All of his marvelous support of and commitment to the War on Terror has served to conceal the another unfortunately “excellent” job British Prime Minister Tony Blair has done — undoing the Margaret Thatcher’s legacy of low taxes and economic growth, and taking his country’s economy into the Land of Mediocrity.
Alex Story, a London-based reporter for Dow Jones Newswires, sadly reports in today’s Wall Street Journal (subscription required) that Great Britain has now joined “The Club of (Economic) Losers”:
Britain’s road to economic ruin under Tony Blair and Gordon Brown is nearly complete. Next year the U.K. government will spend more as a percentage of GDP than its German counterpart for the first time in a generation — 45.7%, according to OECD estimates. That’s up from 37.5% in 2000 and surpasses Germany’s figure of 45%, which has been falling. Next in Labour’s sights is France. Paris spends around 53% of GDP but — contrary to London — is talking about cutting back in the coming years.
It is no coincidence that growth numbers for the British economy are starting to feel very Continental. While final GDP growth figures for 2005 have not been published yet, the OECD’s latest projection for Britain was 1.7% — slightly ahead of Germany’s rate of 1.5% and a fraction behind France’s 1.9%.
If these predictions prove correct, Britain has joined the club of the losers. By 2007, the U.K. should nearly be at the top of the Old Europe dung hill, just behind stagnant Italy in terms of growth.
….. What’s more ….. the tax burden per household has increased from around £13,000 a year in 1996-97 to nearly £18,000 by 2005-06. This is largely due to “fiscal drag,” in which workers are pulled into higher brackets because the thresholds aren’t increased in line with earnings. Local taxes have risen on average by 70% since 1997, and national insurance and stamp duty rose, too.

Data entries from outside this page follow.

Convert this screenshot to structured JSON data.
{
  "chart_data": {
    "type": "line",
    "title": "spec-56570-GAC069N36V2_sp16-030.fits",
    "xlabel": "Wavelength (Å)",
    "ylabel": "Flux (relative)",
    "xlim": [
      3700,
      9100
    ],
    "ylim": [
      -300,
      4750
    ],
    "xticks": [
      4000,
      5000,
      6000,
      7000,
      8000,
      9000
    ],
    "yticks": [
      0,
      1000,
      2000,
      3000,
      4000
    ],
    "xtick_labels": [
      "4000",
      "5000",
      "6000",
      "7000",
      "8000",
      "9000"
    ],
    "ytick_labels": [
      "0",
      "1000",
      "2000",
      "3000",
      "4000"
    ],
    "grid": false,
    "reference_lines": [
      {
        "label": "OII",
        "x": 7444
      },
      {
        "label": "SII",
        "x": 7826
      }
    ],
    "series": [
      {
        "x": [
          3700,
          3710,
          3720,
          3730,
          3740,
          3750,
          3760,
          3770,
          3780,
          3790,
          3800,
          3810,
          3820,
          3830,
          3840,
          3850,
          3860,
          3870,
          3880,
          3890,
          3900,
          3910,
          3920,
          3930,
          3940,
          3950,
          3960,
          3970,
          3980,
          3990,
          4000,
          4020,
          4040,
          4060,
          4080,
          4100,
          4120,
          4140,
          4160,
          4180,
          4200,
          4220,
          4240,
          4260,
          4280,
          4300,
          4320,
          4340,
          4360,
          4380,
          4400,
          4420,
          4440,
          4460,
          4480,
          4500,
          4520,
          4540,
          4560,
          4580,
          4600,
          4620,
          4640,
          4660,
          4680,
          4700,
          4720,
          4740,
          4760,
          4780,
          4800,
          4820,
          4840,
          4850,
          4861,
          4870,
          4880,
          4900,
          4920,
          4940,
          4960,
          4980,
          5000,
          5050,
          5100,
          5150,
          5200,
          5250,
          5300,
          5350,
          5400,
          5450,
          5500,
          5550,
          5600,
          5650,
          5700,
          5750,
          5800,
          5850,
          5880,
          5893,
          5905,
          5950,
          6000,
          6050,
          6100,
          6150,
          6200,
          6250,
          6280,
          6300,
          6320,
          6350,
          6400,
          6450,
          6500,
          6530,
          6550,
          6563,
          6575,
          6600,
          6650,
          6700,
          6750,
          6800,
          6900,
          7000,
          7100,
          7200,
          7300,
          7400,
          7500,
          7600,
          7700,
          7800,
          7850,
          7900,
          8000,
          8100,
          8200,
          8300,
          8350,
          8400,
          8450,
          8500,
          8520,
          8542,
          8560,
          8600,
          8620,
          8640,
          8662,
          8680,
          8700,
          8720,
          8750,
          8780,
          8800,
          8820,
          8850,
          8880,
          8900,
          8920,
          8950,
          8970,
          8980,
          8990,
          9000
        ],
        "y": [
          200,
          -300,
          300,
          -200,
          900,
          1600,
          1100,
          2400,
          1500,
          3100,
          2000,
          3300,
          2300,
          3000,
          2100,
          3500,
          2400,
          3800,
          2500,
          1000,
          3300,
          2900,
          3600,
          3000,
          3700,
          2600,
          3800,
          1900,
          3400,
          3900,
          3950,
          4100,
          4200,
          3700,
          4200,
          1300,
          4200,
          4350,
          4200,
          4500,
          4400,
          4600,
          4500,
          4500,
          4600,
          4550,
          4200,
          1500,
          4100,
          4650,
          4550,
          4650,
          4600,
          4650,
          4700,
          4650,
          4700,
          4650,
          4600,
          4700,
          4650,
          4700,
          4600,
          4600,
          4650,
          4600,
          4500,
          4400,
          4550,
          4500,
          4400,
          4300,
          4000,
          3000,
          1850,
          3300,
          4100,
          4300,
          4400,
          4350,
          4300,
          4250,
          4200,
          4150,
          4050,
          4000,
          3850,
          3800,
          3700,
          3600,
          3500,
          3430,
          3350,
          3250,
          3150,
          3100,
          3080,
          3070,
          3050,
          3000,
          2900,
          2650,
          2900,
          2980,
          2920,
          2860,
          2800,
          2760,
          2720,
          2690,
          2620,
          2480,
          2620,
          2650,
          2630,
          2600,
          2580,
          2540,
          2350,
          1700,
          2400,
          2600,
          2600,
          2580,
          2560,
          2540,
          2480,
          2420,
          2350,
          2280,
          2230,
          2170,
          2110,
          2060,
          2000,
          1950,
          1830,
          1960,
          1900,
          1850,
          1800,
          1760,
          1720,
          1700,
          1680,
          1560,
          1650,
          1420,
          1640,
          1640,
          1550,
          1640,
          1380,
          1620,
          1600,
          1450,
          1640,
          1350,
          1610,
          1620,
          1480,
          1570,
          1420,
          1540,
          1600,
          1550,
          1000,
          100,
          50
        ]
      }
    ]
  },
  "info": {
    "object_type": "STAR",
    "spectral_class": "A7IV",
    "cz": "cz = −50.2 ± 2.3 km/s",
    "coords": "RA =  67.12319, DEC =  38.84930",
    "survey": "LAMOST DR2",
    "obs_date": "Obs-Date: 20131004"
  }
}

Both the current leader and the last prime minister of what was Margaret Thatcher’s Conservative party don’t get it either, as Mr. Story elaborates:
However, with both main political parties seemingly agreeing on the flawed concepts of social justice and redistribution, and committed to ever more state interference, Britons can expect their country to decline slowly but inevitably, yet again, into an international has-been.
Why this should be so, however, has at its root two closely interlinked points. First is the political hubris and complacency of those economic liberals who mistakenly believed that the argument against socialism was won for good when the Berlin wall fell. Unfortunately, there’s no such thing as a clear-cut intellectual victory. These types of battles can only be won if they are constantly fought.
This leads to the second point, which is the disappearance in Britain of a home for those people who thought themselves vindicated by the demise of corporatism, state planning and governmental encroachment in business or private lives. The current political atrophy and the acceptance of a center-left consensus by Britain’s Conservative Party heralds a definitive rejection of the country’s more economically liberal and successful past — and a resumption of the country’s postwar decline.
Mr. Blair has been very successful in promoting the idea of a “third way” between liberalism and socialism. Many in the media are still mesmerized by it. So much so, in fact, that intellectuals and “experts” still speak of the Labour Party’s theft of the Tories’ free-market clothes as if it were a serious proposition, despite the massive expansion of the state. Government spending jumped from £320 billion per annum in 1997 to £580 billion by 2005, despite benign inflation throughout this period.
In other words, “Third way, schmird way.”
How sad. I for one will get no pleasure out of watching the economy of a key foreign-policy ally stagnate, as it surely will without a policy course change.